Warrior’s Song

Image of Warrior's Song (The Parker Shaw Series)
Author(s): 
Release Date: 
April 15, 2011
Publisher/Imprint: 
Lampas Books/Launchpad Press, LLC
Pages: 
230
Reviewed by: 

“Mr. Hill is a cogent and descriptive writer. In Warrior’s Song he provides a clear and descriptive foundation for the rest of Shaw’s journey, bringing to life the eternal coming-of-age struggle for self identification and purpose.”

Warrior’s Song, the first in a four-part fictional series by Thomas Hill, studies the life of 20-year-old Parker Shaw.

Shaw is a descendent of the famous Colonel Robert Gould Shaw, who commanded the first black regiment of the U.S. Army in the Civil War (made famous in the Edward Zwick film, Glory). This novel explores Shaw’s coming-of-age struggle with identity, family, purpose, and career goals.

The novel begins on the campus of the University of Virginia in April 2001 and it ends with the airplane hijackings and bombings of September 11, 2001.

In a strangely vivid dream, Shaw finds himself a Native American warrior pursued and murdered by a group of white men. Like a splinter in his mind, the dream drives Shaw to discover his connection with the murdered Native American.

With a friend, he travels to the American Southwest in search of the dream’s meaning. In this quest, he encounters a man who provides some perspective and direction. Shaw seeks a powerful revelation of the person he is supposed to be. In return, he is served nuggets of insight and enigma, bound together by a common thread of purpose.

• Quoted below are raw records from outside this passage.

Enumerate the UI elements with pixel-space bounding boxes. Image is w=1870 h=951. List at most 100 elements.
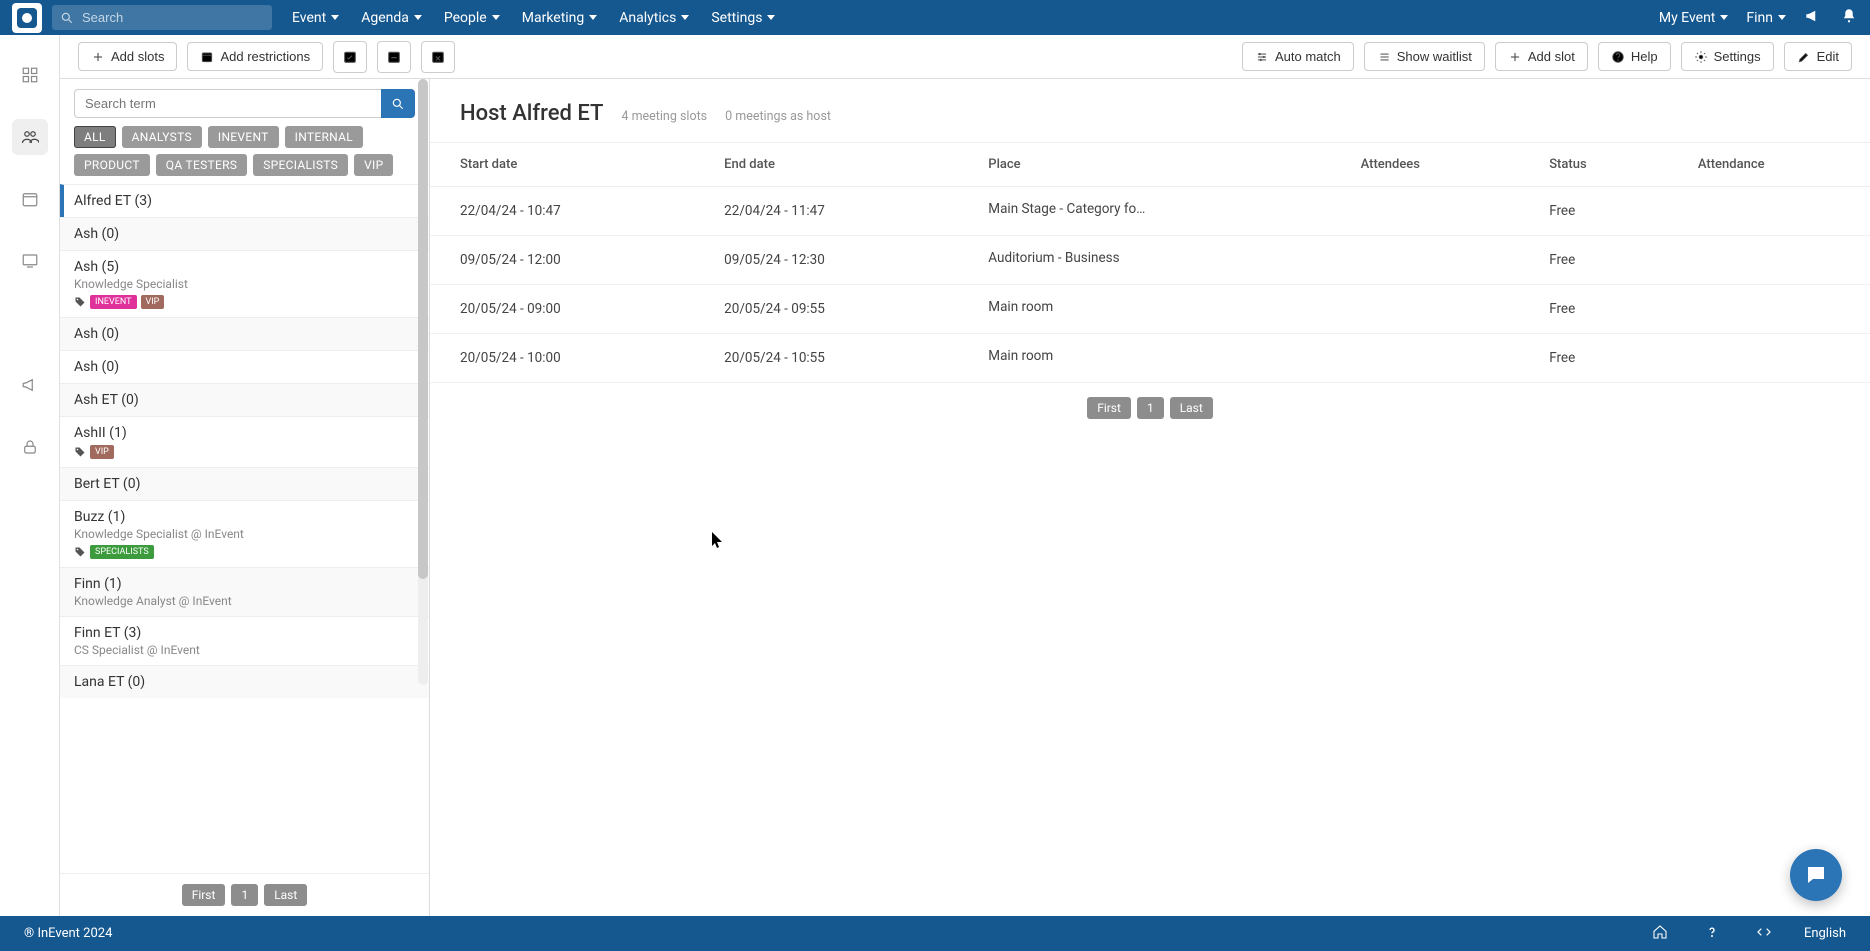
menu-my-event[interactable]: My Event	[1659, 10, 1729, 26]
sidebar-scrollbar[interactable]	[417, 79, 429, 916]
megaphone-icon[interactable]	[1804, 7, 1822, 29]
sidebar-search-input[interactable]	[74, 89, 381, 118]
rail-item-dashboard[interactable]	[12, 57, 48, 93]
chevron-down-icon	[589, 15, 597, 20]
menu-analytics[interactable]: Analytics	[619, 10, 689, 26]
add-slots-button[interactable]: Add slots	[78, 42, 177, 71]
home-icon[interactable]	[1652, 924, 1668, 944]
col-status: Status	[1519, 143, 1668, 187]
edit-button[interactable]: Edit	[1784, 42, 1852, 71]
chip-internal[interactable]: INTERNAL	[285, 126, 363, 148]
table-row[interactable]: 09/05/24 - 12:0009/05/24 - 12:30Auditori…	[430, 236, 1870, 285]
pager-page-1[interactable]: 1	[231, 884, 258, 906]
rail-item-people[interactable]	[12, 119, 48, 155]
cell-attendees	[1331, 187, 1520, 236]
chat-fab[interactable]	[1790, 849, 1842, 901]
cal-x-button[interactable]	[421, 41, 455, 73]
person-name: Buzz (1)	[74, 509, 415, 525]
person-item[interactable]: AshII (1)VIP	[60, 416, 429, 467]
rail-item-calendar[interactable]	[12, 181, 48, 217]
footer-language[interactable]: English	[1804, 926, 1846, 941]
topbar-menu: Event Agenda People Marketing Analytics …	[292, 10, 775, 26]
chip-specialists[interactable]: SPECIALISTS	[253, 154, 348, 176]
person-item[interactable]: Alfred ET (3)	[60, 184, 429, 217]
add-restrictions-button[interactable]: Add restrictions	[187, 42, 323, 71]
cell-start: 22/04/24 - 10:47	[430, 187, 694, 236]
help-icon[interactable]	[1704, 924, 1720, 944]
cell-status: Free	[1519, 334, 1668, 383]
main-pager-first[interactable]: First	[1087, 397, 1131, 419]
menu-user[interactable]: Finn	[1746, 10, 1786, 26]
bell-icon[interactable]	[1840, 7, 1858, 29]
tag-vip: VIP	[90, 445, 114, 459]
cal-check-button[interactable]	[333, 41, 367, 73]
chip-analysts[interactable]: ANALYSTS	[122, 126, 202, 148]
person-item[interactable]: Lana ET (0)	[60, 665, 429, 698]
menu-event[interactable]: Event	[292, 10, 339, 26]
person-item[interactable]: Buzz (1)Knowledge Specialist @ InEventSP…	[60, 500, 429, 567]
cell-status: Free	[1519, 236, 1668, 285]
rail-item-campaign[interactable]	[12, 367, 48, 403]
chip-inevent[interactable]: INEVENT	[208, 126, 279, 148]
menu-marketing[interactable]: Marketing	[522, 10, 598, 26]
cal-minus-button[interactable]	[377, 41, 411, 73]
tag-icon	[74, 296, 86, 308]
show-waitlist-button[interactable]: Show waitlist	[1364, 42, 1485, 71]
tag-icon	[74, 446, 86, 458]
person-item[interactable]: Finn (1)Knowledge Analyst @ InEvent	[60, 567, 429, 616]
auto-match-button[interactable]: Auto match	[1242, 42, 1354, 71]
chevron-down-icon	[492, 15, 500, 20]
main-panel: Host Alfred ET 4 meeting slots 0 meeting…	[430, 79, 1870, 916]
table-row[interactable]: 20/05/24 - 10:0020/05/24 - 10:55Main roo…	[430, 334, 1870, 383]
chip-product[interactable]: PRODUCT	[74, 154, 150, 176]
host-meta-as-host: 0 meetings as host	[725, 109, 831, 124]
chevron-down-icon	[1778, 15, 1786, 20]
chevron-down-icon	[331, 15, 339, 20]
col-end: End date	[694, 143, 958, 187]
app-logo[interactable]	[12, 3, 42, 33]
person-name: Ash (5)	[74, 259, 415, 275]
cell-attendance	[1668, 236, 1870, 285]
person-name: Bert ET (0)	[74, 476, 415, 492]
left-rail	[0, 35, 60, 916]
pager-last[interactable]: Last	[264, 884, 307, 906]
cell-start: 20/05/24 - 10:00	[430, 334, 694, 383]
person-name: Finn (1)	[74, 576, 415, 592]
chip-qa-testers[interactable]: QA TESTERS	[156, 154, 247, 176]
main-pager-page-1[interactable]: 1	[1137, 397, 1164, 419]
host-title: Host Alfred ET	[460, 101, 603, 126]
help-button[interactable]: Help	[1598, 42, 1671, 71]
table-row[interactable]: 20/05/24 - 09:0020/05/24 - 09:55Main roo…	[430, 285, 1870, 334]
person-item[interactable]: Ash ET (0)	[60, 383, 429, 416]
person-item[interactable]: Finn ET (3)CS Specialist @ InEvent	[60, 616, 429, 665]
topbar-right: My Event Finn	[1659, 7, 1858, 29]
settings-button[interactable]: Settings	[1681, 42, 1774, 71]
person-item[interactable]: Ash (5)Knowledge SpecialistINEVENTVIP	[60, 250, 429, 317]
table-row[interactable]: 22/04/24 - 10:4722/04/24 - 11:47Main Sta…	[430, 187, 1870, 236]
menu-settings[interactable]: Settings	[711, 10, 775, 26]
host-header: Host Alfred ET 4 meeting slots 0 meeting…	[430, 79, 1870, 143]
menu-people[interactable]: People	[444, 10, 500, 26]
person-name: Lana ET (0)	[74, 674, 415, 690]
person-item[interactable]: Bert ET (0)	[60, 467, 429, 500]
rail-item-screen[interactable]	[12, 243, 48, 279]
cell-end: 20/05/24 - 10:55	[694, 334, 958, 383]
main-pager-last[interactable]: Last	[1170, 397, 1213, 419]
sidebar-search-button[interactable]	[381, 89, 415, 118]
tag-inevent: INEVENT	[90, 295, 137, 309]
chip-all[interactable]: ALL	[74, 126, 116, 148]
topbar-search-input[interactable]	[52, 5, 272, 30]
chip-vip[interactable]: VIP	[354, 154, 393, 176]
rail-item-lock[interactable]	[12, 429, 48, 465]
person-name: Ash (0)	[74, 226, 415, 242]
code-icon[interactable]	[1756, 924, 1772, 944]
chevron-down-icon	[767, 15, 775, 20]
menu-agenda[interactable]: Agenda	[361, 10, 422, 26]
person-item[interactable]: Ash (0)	[60, 350, 429, 383]
pager-first[interactable]: First	[182, 884, 226, 906]
add-slot-button[interactable]: Add slot	[1495, 42, 1588, 71]
person-item[interactable]: Ash (0)	[60, 217, 429, 250]
person-item[interactable]: Ash (0)	[60, 317, 429, 350]
cell-attendance	[1668, 285, 1870, 334]
person-tags: VIP	[74, 445, 415, 459]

Like so many college students, Shaw is torn between his father’s dream for his future and his own uncertainty. Shaw’s intellectual self-exploration provides the foundation of this novel. Hill sprinkles the novel’s dialog with references to the fundamentals of a liberal arts education, including American history, science, psychology, sociology, and philosophy. At first, these references seem unrelated; however, Mr. Hill winds them together in an increasingly pertinent existential rationale. Elemental to this exploration are concepts of the human soul, reincarnation and the integration of purpose, fulfilled as a result of Hill’s use of nuance and association.

Shaw finds within ephemeral out-of body experiences a fleeting but poignant insight. He has grown psychologically, as the boundaries of time and purpose become increasingly clear.

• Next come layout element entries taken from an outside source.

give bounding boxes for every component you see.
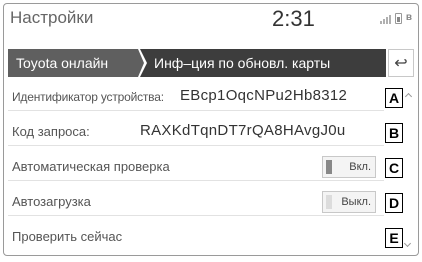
request-code-value: RAXKdTqnDT7rQA8HAvgJ0u <box>140 122 346 139</box>
check-now-label: Проверить сейчас <box>12 229 123 244</box>
device-id-value: EBcp1OqcNPu2Hb8312 <box>180 87 348 104</box>
callout-c: C <box>385 158 403 178</box>
auto-download-toggle[interactable]: Выкл. <box>322 191 376 213</box>
auto-check-row[interactable]: Автоматическая проверка Вкл. <box>8 153 384 181</box>
auto-check-toggle[interactable]: Вкл. <box>322 156 376 178</box>
callout-b: B <box>385 123 403 143</box>
clock: 2:31 <box>272 6 315 31</box>
battery-icon <box>394 13 402 24</box>
settings-screen: Настройки 2:31 ʙ Toyota онлайн Инф–ция п… <box>3 3 419 256</box>
page-title: Настройки <box>10 8 94 27</box>
tab-bar: Toyota онлайн Инф–ция по обновл. карты ↩ <box>8 49 414 77</box>
back-button[interactable]: ↩ <box>388 49 414 77</box>
auto-download-label: Автозагрузка <box>12 194 91 209</box>
back-arrow-icon: ↩ <box>394 55 408 72</box>
request-code-label: Код запроса: <box>12 124 90 139</box>
callout-d: D <box>385 193 403 213</box>
toggle-on-indicator <box>326 160 332 174</box>
device-id-row: Идентификатор устройства: EBcp1OqcNPu2Hb… <box>8 83 384 111</box>
tab-toyota-online[interactable]: Toyota онлайн <box>8 49 144 77</box>
toggle-off-indicator <box>326 195 332 209</box>
auto-download-row[interactable]: Автозагрузка Выкл. <box>8 188 384 216</box>
signal-icon <box>379 15 391 24</box>
callout-a: A <box>385 88 403 108</box>
bluetooth-icon: ʙ <box>405 12 412 23</box>
scroll-down-icon[interactable] <box>406 238 410 246</box>
auto-download-toggle-label: Выкл. <box>341 196 371 208</box>
auto-check-toggle-label: Вкл. <box>349 161 371 173</box>
check-now-row[interactable]: Проверить сейчас <box>8 223 384 251</box>
auto-check-label: Автоматическая проверка <box>12 159 170 174</box>
device-id-label: Идентификатор устройства: <box>12 90 164 104</box>
scroll-up-icon[interactable] <box>406 94 410 102</box>
request-code-row: Код запроса: RAXKdTqnDT7rQA8HAvgJ0u <box>8 118 384 146</box>
callout-e: E <box>385 228 403 248</box>
tab-map-update-info[interactable]: Инф–ция по обновл. карты <box>140 49 386 77</box>
status-bar: ʙ <box>379 12 412 24</box>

He comes to the conclusion that by understanding his past (including a past life) and by deriving insight from the contrasting parts of his personality, he will become a more fulfilled adult. No doubt this insight will serve Shaw well in the next three segments of the series.

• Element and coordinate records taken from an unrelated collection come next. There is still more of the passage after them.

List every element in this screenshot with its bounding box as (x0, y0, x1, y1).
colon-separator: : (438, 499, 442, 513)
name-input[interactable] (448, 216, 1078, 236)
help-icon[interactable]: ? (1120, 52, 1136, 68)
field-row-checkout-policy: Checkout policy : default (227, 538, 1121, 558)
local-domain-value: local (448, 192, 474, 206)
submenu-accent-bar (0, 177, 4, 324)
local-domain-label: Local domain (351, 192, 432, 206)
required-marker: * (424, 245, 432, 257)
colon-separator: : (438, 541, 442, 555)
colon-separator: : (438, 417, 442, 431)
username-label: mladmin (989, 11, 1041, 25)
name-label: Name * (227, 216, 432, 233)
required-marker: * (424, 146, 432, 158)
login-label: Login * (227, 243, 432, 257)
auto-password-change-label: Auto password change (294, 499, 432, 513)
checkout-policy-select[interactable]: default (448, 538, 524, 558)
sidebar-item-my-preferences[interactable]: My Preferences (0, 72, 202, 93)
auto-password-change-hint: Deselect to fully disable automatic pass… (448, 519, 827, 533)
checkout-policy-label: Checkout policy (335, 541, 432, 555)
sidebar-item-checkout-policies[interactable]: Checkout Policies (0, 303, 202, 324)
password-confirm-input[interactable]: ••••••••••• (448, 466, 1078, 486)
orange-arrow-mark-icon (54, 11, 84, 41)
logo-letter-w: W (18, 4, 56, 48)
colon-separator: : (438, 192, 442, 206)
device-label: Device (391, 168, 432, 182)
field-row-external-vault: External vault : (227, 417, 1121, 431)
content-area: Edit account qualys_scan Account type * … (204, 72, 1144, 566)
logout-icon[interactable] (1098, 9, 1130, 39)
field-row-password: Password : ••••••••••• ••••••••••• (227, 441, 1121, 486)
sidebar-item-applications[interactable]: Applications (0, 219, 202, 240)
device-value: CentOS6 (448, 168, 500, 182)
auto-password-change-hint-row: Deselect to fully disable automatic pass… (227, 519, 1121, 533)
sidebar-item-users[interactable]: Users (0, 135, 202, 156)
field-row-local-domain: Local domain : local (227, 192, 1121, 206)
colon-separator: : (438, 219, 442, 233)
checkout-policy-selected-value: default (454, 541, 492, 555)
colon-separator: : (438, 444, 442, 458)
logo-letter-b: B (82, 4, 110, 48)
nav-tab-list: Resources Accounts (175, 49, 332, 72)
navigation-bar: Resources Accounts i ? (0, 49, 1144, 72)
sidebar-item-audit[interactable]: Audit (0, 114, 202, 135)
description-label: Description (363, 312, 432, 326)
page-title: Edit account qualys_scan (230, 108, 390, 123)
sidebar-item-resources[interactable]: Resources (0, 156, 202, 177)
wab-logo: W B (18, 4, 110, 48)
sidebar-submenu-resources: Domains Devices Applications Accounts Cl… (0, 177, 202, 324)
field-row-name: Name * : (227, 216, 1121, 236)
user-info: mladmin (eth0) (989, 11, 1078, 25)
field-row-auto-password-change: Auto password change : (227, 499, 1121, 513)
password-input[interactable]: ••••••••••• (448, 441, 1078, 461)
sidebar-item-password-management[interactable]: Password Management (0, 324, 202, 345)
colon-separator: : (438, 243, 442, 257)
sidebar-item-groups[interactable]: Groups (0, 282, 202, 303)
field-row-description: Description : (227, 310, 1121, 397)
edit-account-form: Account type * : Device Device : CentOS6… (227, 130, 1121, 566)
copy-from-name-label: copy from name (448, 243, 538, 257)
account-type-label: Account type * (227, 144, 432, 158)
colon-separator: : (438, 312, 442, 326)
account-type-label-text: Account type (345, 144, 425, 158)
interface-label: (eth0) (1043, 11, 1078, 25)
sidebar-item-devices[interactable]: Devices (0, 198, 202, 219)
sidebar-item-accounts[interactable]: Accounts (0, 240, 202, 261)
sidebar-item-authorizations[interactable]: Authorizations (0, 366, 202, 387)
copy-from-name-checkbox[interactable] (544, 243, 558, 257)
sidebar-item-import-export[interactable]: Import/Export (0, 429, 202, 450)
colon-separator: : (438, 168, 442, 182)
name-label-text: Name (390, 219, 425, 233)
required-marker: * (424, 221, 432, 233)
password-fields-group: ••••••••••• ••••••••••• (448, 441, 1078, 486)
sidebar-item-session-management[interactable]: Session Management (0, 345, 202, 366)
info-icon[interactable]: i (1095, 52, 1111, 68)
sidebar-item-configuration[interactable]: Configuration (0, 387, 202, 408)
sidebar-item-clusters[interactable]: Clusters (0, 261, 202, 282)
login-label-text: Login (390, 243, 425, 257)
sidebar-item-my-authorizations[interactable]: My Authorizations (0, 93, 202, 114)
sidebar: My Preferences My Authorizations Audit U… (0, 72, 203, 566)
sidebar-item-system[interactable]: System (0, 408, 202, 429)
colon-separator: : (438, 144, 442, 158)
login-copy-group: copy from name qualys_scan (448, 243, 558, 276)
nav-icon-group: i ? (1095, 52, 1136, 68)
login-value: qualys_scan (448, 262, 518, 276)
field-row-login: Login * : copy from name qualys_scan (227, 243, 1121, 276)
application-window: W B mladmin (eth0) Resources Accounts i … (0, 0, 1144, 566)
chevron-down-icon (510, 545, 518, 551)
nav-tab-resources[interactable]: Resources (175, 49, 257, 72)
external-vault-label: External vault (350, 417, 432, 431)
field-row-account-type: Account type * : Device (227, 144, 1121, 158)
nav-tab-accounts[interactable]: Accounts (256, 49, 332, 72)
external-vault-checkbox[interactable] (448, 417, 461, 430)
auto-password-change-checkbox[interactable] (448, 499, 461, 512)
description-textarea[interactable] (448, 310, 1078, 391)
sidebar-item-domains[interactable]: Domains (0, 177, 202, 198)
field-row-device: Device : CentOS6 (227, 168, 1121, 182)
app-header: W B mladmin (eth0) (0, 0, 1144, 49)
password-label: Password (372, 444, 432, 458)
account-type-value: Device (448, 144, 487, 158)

Mr. Hill is a cogent and descriptive writer. In Warrior’s Song he provides a clear and descriptive foundation for the rest of Shaw’s journey, bringing to life the eternal coming-of-age struggle for self identification and purpose.

If Warrior’s Song is lacking in any aspect it would be in the fleeting perspectives of secondary personalities. Of course, brevity of purpose pushes the novelist to be concise in order to keep up drama and pacing, and it is hopeful that Mr. Hill will have the opportunity to engage in more profound character development in the succeeding titles in this fascinating series.